Despite attacks by hackers, despite take downs by its service providers, WikiLeaks’ ability to keep on publishing is proving remarkably resilient. That’s less to do with their technical skills, considerable though they are, and more to do with information ecology.
WikiLeaks has been hit hard. Hackers’ denial of service (DoS) attacks flooded it with rogue data streams running at multiple gigabits per second. That’s enough to cause problems for most providers — although that depends on the specifics of the attack.
“[Internet service providers] do talk to each other, and if an ISP is under that kind of attack — and it’s easily identifiable — then the ISP will be talking to others that are connected to it, its peers and transit providers, and the majority of the attacks will then be made to go away,” network engineer Mark Newton told the Patch Monday podcast.
But service providers can do without the grief. The decision by Amazon Web Services and other hosting providers to dump WikiLeaks for breaching their terms of service, or for attracting DoS attacks that affected other customers, mean it’s hopping from home to home.
If WikiLeaks runs out of places to live, it’ll need to build its own hosting infrastructure. It’ll need money for that. PayPal’s decision to stop processing donations to WikiLeaks — a decision likely to be followed by other transaction providers — cuts off that oxygen.
Having your Swiss bank account frozen doesn’t help either.
“[T]he attack of WikiLeaks ought to be a wake-up call for anyone who has rosy fantasies about whose side cloud computing providers are on. The terms and conditions … will always give them grounds for dropping your content if they deem it in their interests to do so,” wrote UK-based internet commentator, John Naughton.
And yet WikiLeaks survives.
“I think what WikiLeaks has actually managed to do is to create for themselves a bespoke cloud-based CDN [content distribution network] that is enabled by the Streisand Effect,” Newton said. “Their domains and the IP addresses that are hosting their content are going up and down all the time. As soon as somebody notices, they’re all over blogs and Twitter and what have you saying, ‘yeah that one’s down, but here are all the other places where you can get it’.”

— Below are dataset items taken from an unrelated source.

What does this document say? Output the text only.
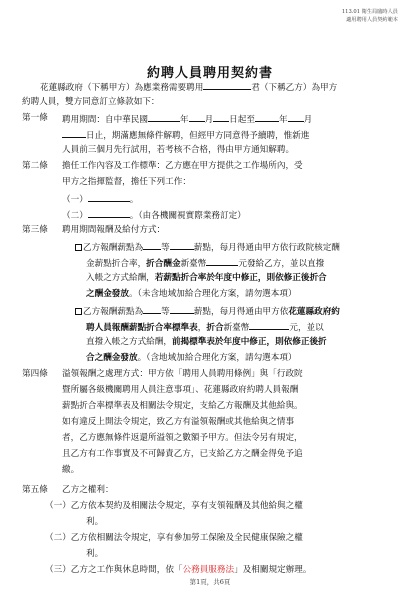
113.01 衛生局臨時人員
適用聘用人員契約範本
約聘人員聘用契約書
花蓮縣政府（下稱甲方）為應業務需要聘用	君（下稱乙方）為甲方
約聘人員，雙方同意訂立條款如下：
第一條 聘用期間：自中華民國	年 月 日起至	年 月
日止，期滿應無條件解聘，但經甲方同意得予續聘，惟新進
人員前三個月先行試用，若考核不合格，得由甲方通知解聘。
第二條 擔任工作內容及工作標準：乙方應在甲方提供之工作場所內，受
甲方之指揮監督，擔任下列工作：
（一）	。
（二）	。（由各機關視實際業務訂定）
第三條 聘用期間報酬及給付方式：
乙方報酬薪點為 等	薪點，每月得通由甲方依行政院核定酬
金薪點折合率，折合酬金新臺幣	元發給乙方，並以直撥
入帳之方式給酬，若薪點折合率於年度中修正，則依修正後折合
之酬金發放。（未含地域加給合理化方案，請勿選本項）
乙方報酬薪點為 等	薪點，每月得通由甲方依花蓮縣政府約
聘人員報酬薪點折合率標準表，折合新臺幣	元，並以
直撥入帳之方式給酬，前揭標準表於年度中修正，則依修正後折
合之酬金發放。（含地域加給合理化方案，請勾選本項）
第四條 溢領報酬之處理方式：甲方依「聘用人員聘用條例」與「行政院
暨所屬各級機關聘用人員注意事項」、花蓮縣政府約聘人員報酬
薪點折合率標準表及相關法令規定，支給乙方報酬及其他給與。
如有違反上開法令規定，致乙方有溢領報酬或其他給與之情事
者，乙方應無條件返還所溢領之數額予甲方。但法令另有規定，
且乙方有工作事實及不可歸責乙方，已支給乙方之酬金得免予追
繳。
第五條 乙方之權利：
（一）乙方依本契約及相關法令規定，享有支領報酬及其他給與之權
利。
（二）乙方依相關法令規定，享有參加勞工保險及全民健康保險之權
利。
（三）乙方之工作與休息時間，依「公務員服務法」及相關規定辦理。
第1頁，共6頁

Hacker attacks, even terms and conditions enforcement, are making very little difference to the practical accessibility of WikiLeaks’ content. It only needs to be online long enough to tweet about it and a few downloads to happen and out it spreads — on mainstream media sites, and on the computers of anyone willing to play the game. Hundreds are already so willing.
“All the bastards are doing are showing us the points of failure in the system,” said futurist Mark Pesce on Sunday night — the weaknesses that a WikiLeaks 2.0 would need to be engineered against.
One of those weaknesses could well be the singular presence of Julian Assange. Even if he’s taken out of the equation — by prosecution as a criminal or, as various US commentators prefer, a bullet — the idea of WikiLeaks will live on.
And then what? Arrest everyone who downloads leaked data? Monitor the entire internet for same?